The DriveWrite Archives

Auction Hunter's Paradise

Geoff Maxted
DriveWrite
September 30, 2013


Antique Car Barn Find Chevrolet Impala
There are car auctions and there are car auctions. In this country there’s a lot of trade at the auction houses but it rarely springs any surprises. In the USA things are just a bit different. It seems that barely a day goes by without some magnificent barn find or other and sometimes many cars can be involved.

Such was the case over this weekend.

Once again America's love affair with the car was on full display as thousands of people converged on a muddy field in rural Nebraska for the auction of one of the nation's largest collections of vintage Chevrolets.

Antique car buyers mingled with history buffs and ordinary folks who just wanted to show their kids the cars of days gone by at the weekend sale of some 500 vehicles (500! In a small Nebraska town!), owned by the late Ray Lambrecht, who was the local Chevrolet dealer for 50 years.

Well over a million dollars in sales took place on Saturday. Some of the sales so far have included:

A 1958 Chevrolet Cameo Pickup with 1.3 miles on it, went for $140,000. Unlike the majority of the cars in the sale, it was kept indoors most of its life. There was no doubt that this was one of the top five cars in the auction, but few experts predicted it would top $100,000.

A 1958 Chevrolet Apache 31 Series truck went for $80,000.

The 1978 Corvette Indy pace car, with just 4 miles on the clock and most of the plastic and paper wrapping still on the inside, went for $80,000.

A white 1964 Chevrolet Impala two-door hardtop sold for $75,000.

A red 1963 Chevrolet Impala two-door hardtop, with 11 miles and a red cloth interior, sold for $97,500.

Until his retirement in 1996, Mr Lambrecht stored any unsold new vehicles in a shed, outbuildings, and behind a nearby grove of trees. Local people knew about all the cars and pickup trucks, but collectors and motor historians did not until the family decided to put them up for auction. "From the road, you would have never guessed that all of this was here," was one comment. More than 430 "new" cars and pickup trucks were pulled out from among the trees. Another fifty, in better condition, were moved out of the buildings.

People peered into and poked around the engines, doors and interiors of row after row of cars and trucks. One enthusiastic bidder called it the car geek equivalent of the Woodstock rock music festival of 1969. Food vendors pulled their trailers into the field, and portable toilets lined every exit which may suggest what the food was like. Soft drinks and beer were readily available.

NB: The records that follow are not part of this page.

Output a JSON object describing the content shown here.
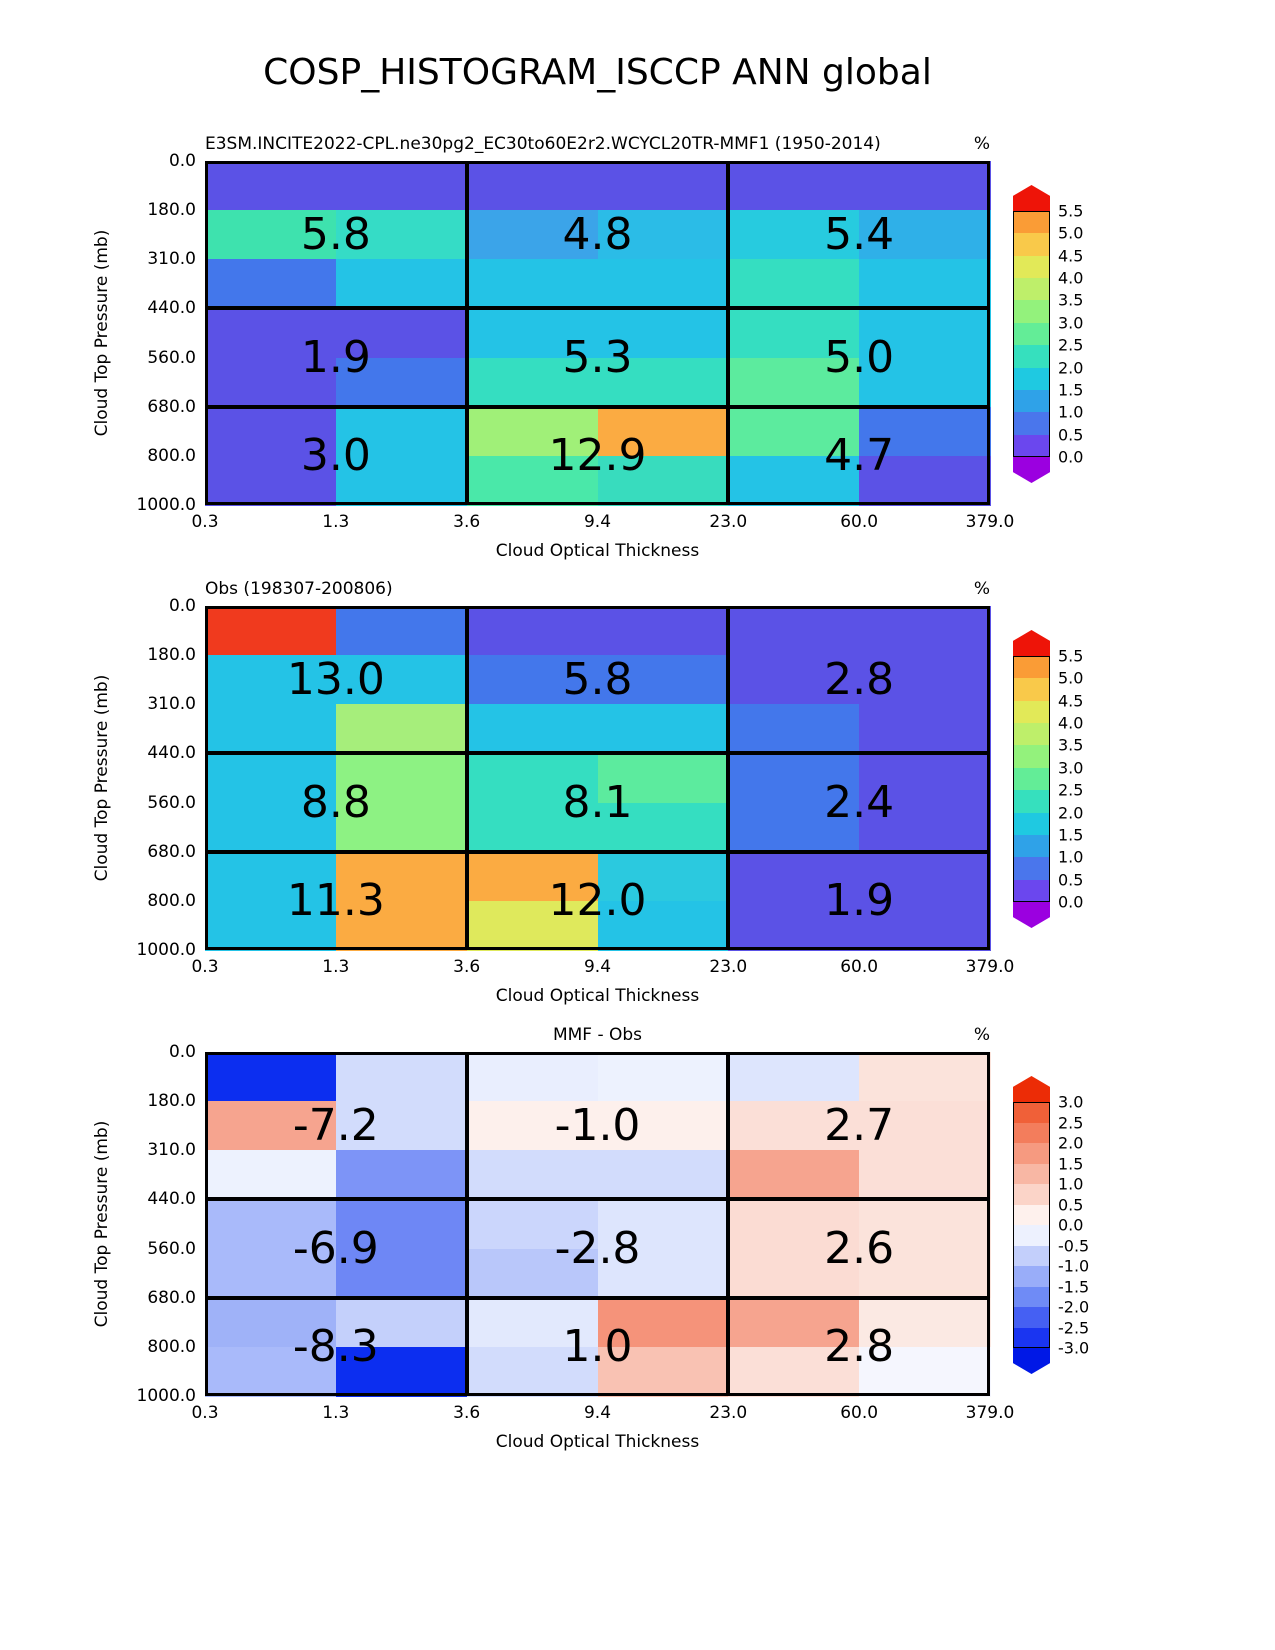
{
  "page": {
    "title": "COSP_HISTOGRAM_ISCCP ANN global",
    "background_color": "#ffffff"
  },
  "axes": {
    "x_label": "Cloud Optical Thickness",
    "y_label": "Cloud Top Pressure (mb)",
    "x_ticks": [
      "0.3",
      "1.3",
      "3.6",
      "9.4",
      "23.0",
      "60.0",
      "379.0"
    ],
    "y_ticks": [
      "0.0",
      "180.0",
      "310.0",
      "440.0",
      "560.0",
      "680.0",
      "800.0",
      "1000.0"
    ]
  },
  "chart_data": [
    {
      "type": "heatmap",
      "title": "E3SM.INCITE2022-CPL.ne30pg2_EC30to60E2r2.WCYCL20TR-MMF1 (1950-2014)",
      "title_align": "left",
      "unit": "%",
      "x_bin_edges": [
        0.3,
        1.3,
        3.6,
        9.4,
        23.0,
        60.0,
        379.0
      ],
      "y_bin_edges": [
        0.0,
        180.0,
        310.0,
        440.0,
        560.0,
        680.0,
        800.0,
        1000.0
      ],
      "region_values": [
        [
          "5.8",
          "4.8",
          "5.4"
        ],
        [
          "1.9",
          "5.3",
          "5.0"
        ],
        [
          "3.0",
          "12.9",
          "4.7"
        ]
      ],
      "cell_colors": [
        [
          "#5B52E6",
          "#5B52E6",
          "#5B52E6",
          "#5B52E6",
          "#5B52E6",
          "#5B52E6"
        ],
        [
          "#3EE2AE",
          "#35DCC6",
          "#3BA4E9",
          "#2BBCE7",
          "#27CBDF",
          "#2FB0E8"
        ],
        [
          "#4377EB",
          "#24C3E6",
          "#24C3E6",
          "#24C3E6",
          "#35DEC1",
          "#24C3E6"
        ],
        [
          "#5B52E6",
          "#5B52E6",
          "#24C3E6",
          "#24C3E6",
          "#35DEC1",
          "#24C3E6"
        ],
        [
          "#5B52E6",
          "#4377EB",
          "#35DEC1",
          "#35DEC1",
          "#5CEB9E",
          "#24C3E6"
        ],
        [
          "#5B52E6",
          "#24C3E6",
          "#A0F078",
          "#FBAB42",
          "#5CEB9E",
          "#4377EB"
        ],
        [
          "#5B52E6",
          "#24C3E6",
          "#4AE8A9",
          "#38DCBE",
          "#24C3E6",
          "#5B52E6"
        ]
      ],
      "colorbar": {
        "ticks_top_to_bottom": [
          "5.5",
          "5.0",
          "4.5",
          "4.0",
          "3.5",
          "3.0",
          "2.5",
          "2.0",
          "1.5",
          "1.0",
          "0.5",
          "0.0"
        ],
        "bands_bottom_to_top": [
          "#6B47EE",
          "#4A76EC",
          "#2FA2E8",
          "#1FC9E1",
          "#36E0BE",
          "#63ED97",
          "#93F27C",
          "#BEEF6A",
          "#E2E958",
          "#F9C94A",
          "#FA9C36"
        ],
        "over_color": "#EE1408",
        "under_color": "#9B00E0"
      }
    },
    {
      "type": "heatmap",
      "title": "Obs (198307-200806)",
      "title_align": "left",
      "unit": "%",
      "x_bin_edges": [
        0.3,
        1.3,
        3.6,
        9.4,
        23.0,
        60.0,
        379.0
      ],
      "y_bin_edges": [
        0.0,
        180.0,
        310.0,
        440.0,
        560.0,
        680.0,
        800.0,
        1000.0
      ],
      "region_values": [
        [
          "13.0",
          "5.8",
          "2.8"
        ],
        [
          "8.8",
          "8.1",
          "2.4"
        ],
        [
          "11.3",
          "12.0",
          "1.9"
        ]
      ],
      "cell_colors": [
        [
          "#F03A1E",
          "#4377EB",
          "#5B52E6",
          "#5B52E6",
          "#5B52E6",
          "#5B52E6"
        ],
        [
          "#24C3E6",
          "#24C3E6",
          "#4377EB",
          "#4377EB",
          "#5B52E6",
          "#5B52E6"
        ],
        [
          "#24C3E6",
          "#A6EE7B",
          "#24C3E6",
          "#24C3E6",
          "#4377EB",
          "#5B52E6"
        ],
        [
          "#24C3E6",
          "#8DF283",
          "#35DEC1",
          "#5CEB9E",
          "#4377EB",
          "#5B52E6"
        ],
        [
          "#24C3E6",
          "#8DF283",
          "#35DEC1",
          "#35DEC1",
          "#4377EB",
          "#5B52E6"
        ],
        [
          "#24C3E6",
          "#FBAB42",
          "#FBAB42",
          "#2BC9DF",
          "#5B52E6",
          "#5B52E6"
        ],
        [
          "#24C3E6",
          "#FBAB42",
          "#DFE95C",
          "#24C3E6",
          "#5B52E6",
          "#5B52E6"
        ]
      ],
      "colorbar": {
        "ticks_top_to_bottom": [
          "5.5",
          "5.0",
          "4.5",
          "4.0",
          "3.5",
          "3.0",
          "2.5",
          "2.0",
          "1.5",
          "1.0",
          "0.5",
          "0.0"
        ],
        "bands_bottom_to_top": [
          "#6B47EE",
          "#4A76EC",
          "#2FA2E8",
          "#1FC9E1",
          "#36E0BE",
          "#63ED97",
          "#93F27C",
          "#BEEF6A",
          "#E2E958",
          "#F9C94A",
          "#FA9C36"
        ],
        "over_color": "#EE1408",
        "under_color": "#9B00E0"
      }
    },
    {
      "type": "heatmap",
      "title": "MMF - Obs",
      "title_align": "center",
      "unit": "%",
      "x_bin_edges": [
        0.3,
        1.3,
        3.6,
        9.4,
        23.0,
        60.0,
        379.0
      ],
      "y_bin_edges": [
        0.0,
        180.0,
        310.0,
        440.0,
        560.0,
        680.0,
        800.0,
        1000.0
      ],
      "region_values": [
        [
          "-7.2",
          "-1.0",
          "2.7"
        ],
        [
          "-6.9",
          "-2.8",
          "2.6"
        ],
        [
          "-8.3",
          "1.0",
          "2.8"
        ]
      ],
      "cell_colors": [
        [
          "#0C2EF0",
          "#D2DCFC",
          "#E9EEFE",
          "#EDF2FE",
          "#DDE5FD",
          "#FBE3DB"
        ],
        [
          "#F6A48F",
          "#D2DCFC",
          "#FDF0EC",
          "#FDF0EC",
          "#FBDFD7",
          "#FBDFD7"
        ],
        [
          "#EDF2FE",
          "#7D94F7",
          "#D2DCFC",
          "#D2DCFC",
          "#F6A48F",
          "#FBDFD7"
        ],
        [
          "#A9BAFA",
          "#6E87F5",
          "#CBD6FC",
          "#DDE5FD",
          "#FBDCD3",
          "#FBE3DB"
        ],
        [
          "#A9BAFA",
          "#6E87F5",
          "#B9C7FA",
          "#DDE5FD",
          "#FBDCD3",
          "#FBE3DB"
        ],
        [
          "#9FB2F8",
          "#C4D0FB",
          "#E2E9FD",
          "#F5937A",
          "#F6A48F",
          "#FBE9E3"
        ],
        [
          "#A9BAFA",
          "#0C2EF0",
          "#D2DCFC",
          "#F9C2B3",
          "#FBDFD7",
          "#F5F6FE"
        ]
      ],
      "colorbar": {
        "ticks_top_to_bottom": [
          "3.0",
          "2.5",
          "2.0",
          "1.5",
          "1.0",
          "0.5",
          "0.0",
          "-0.5",
          "-1.0",
          "-1.5",
          "-2.0",
          "-2.5",
          "-3.0"
        ],
        "bands_bottom_to_top": [
          "#1A35F1",
          "#4560F3",
          "#6F8BF6",
          "#99ADF9",
          "#C3CFFB",
          "#EDF1FE",
          "#FEF1ED",
          "#FBD4C8",
          "#F8B7A4",
          "#F69A80",
          "#F37D5C",
          "#F06038"
        ],
        "over_color": "#EC2C06",
        "under_color": "#0018E6"
      }
    }
  ]
}
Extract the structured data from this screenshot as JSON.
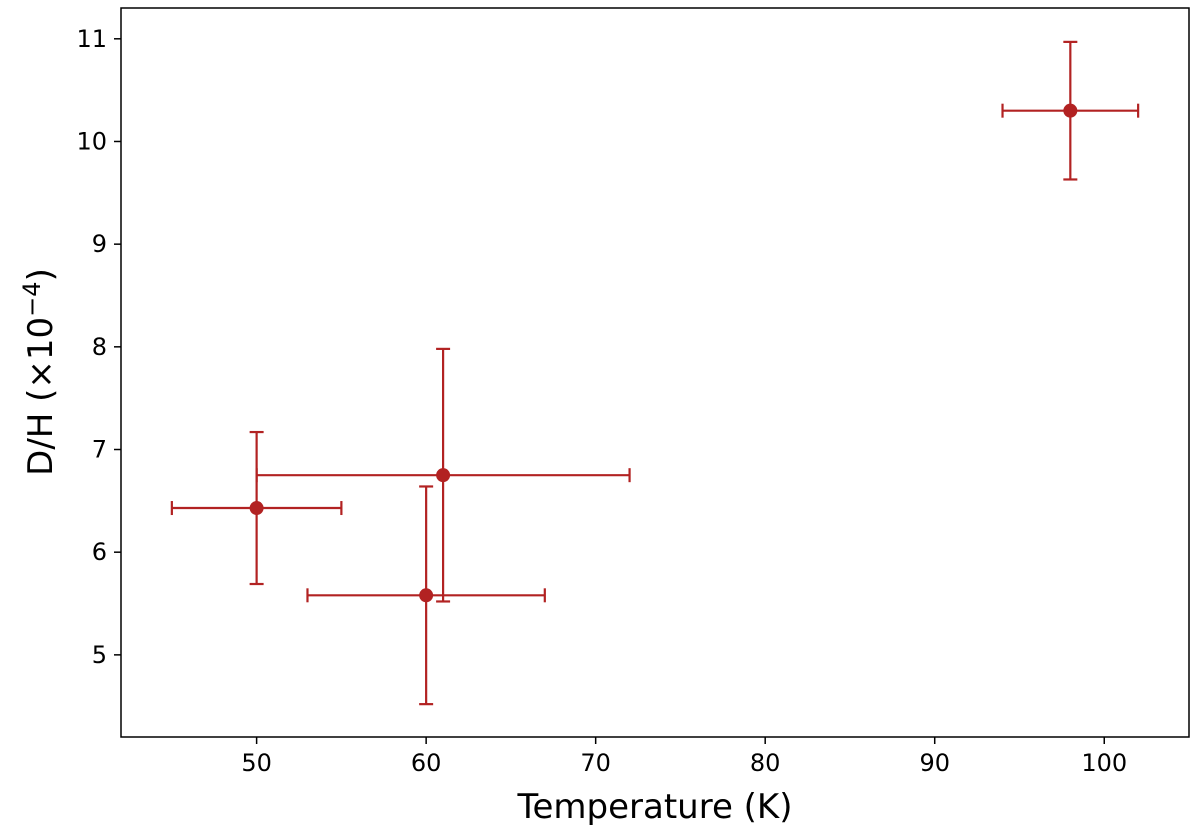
{
  "chart_data": {
    "type": "scatter",
    "xlabel": "Temperature (K)",
    "ylabel_main": "D/H (×10",
    "ylabel_exp": "−4",
    "ylabel_close": ")",
    "xlim": [
      42,
      105
    ],
    "ylim": [
      4.2,
      11.3
    ],
    "xticks": [
      50,
      60,
      70,
      80,
      90,
      100
    ],
    "yticks": [
      5,
      6,
      7,
      8,
      9,
      10,
      11
    ],
    "grid": false,
    "legend": "none",
    "color": "#b22222",
    "points": [
      {
        "x": 50,
        "y": 6.43,
        "xerr": 5,
        "yerr": 0.74
      },
      {
        "x": 61,
        "y": 6.75,
        "xerr": 11,
        "yerr": 1.23
      },
      {
        "x": 60,
        "y": 5.58,
        "xerr": 7,
        "yerr_low": 1.06,
        "yerr_high": 1.06
      },
      {
        "x": 98,
        "y": 10.3,
        "xerr": 4,
        "yerr": 0.67
      }
    ]
  }
}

Motel rooms were impossible to get anywhere near the town of Pierce, with some attendees staying as far away as Omaha, 145 miles to the southeast. In Norfolk, Nebraska, 14 miles south of Pierce, workers in fast-food restaurants and convenience stores were renting out rooms in their homes to accommodate the weekend crowd.

"Yeah, things like this don't happen much," said one contractor with laconic understatement.

In a similar story, an Austin Allegro was put up for auction after being found in a shed near Marlborough in Wiltshire. Nobody came. In fact, three families moved house because it lowered the tone. This may not have actually happened (as far as I know) but it makes the point - only in America.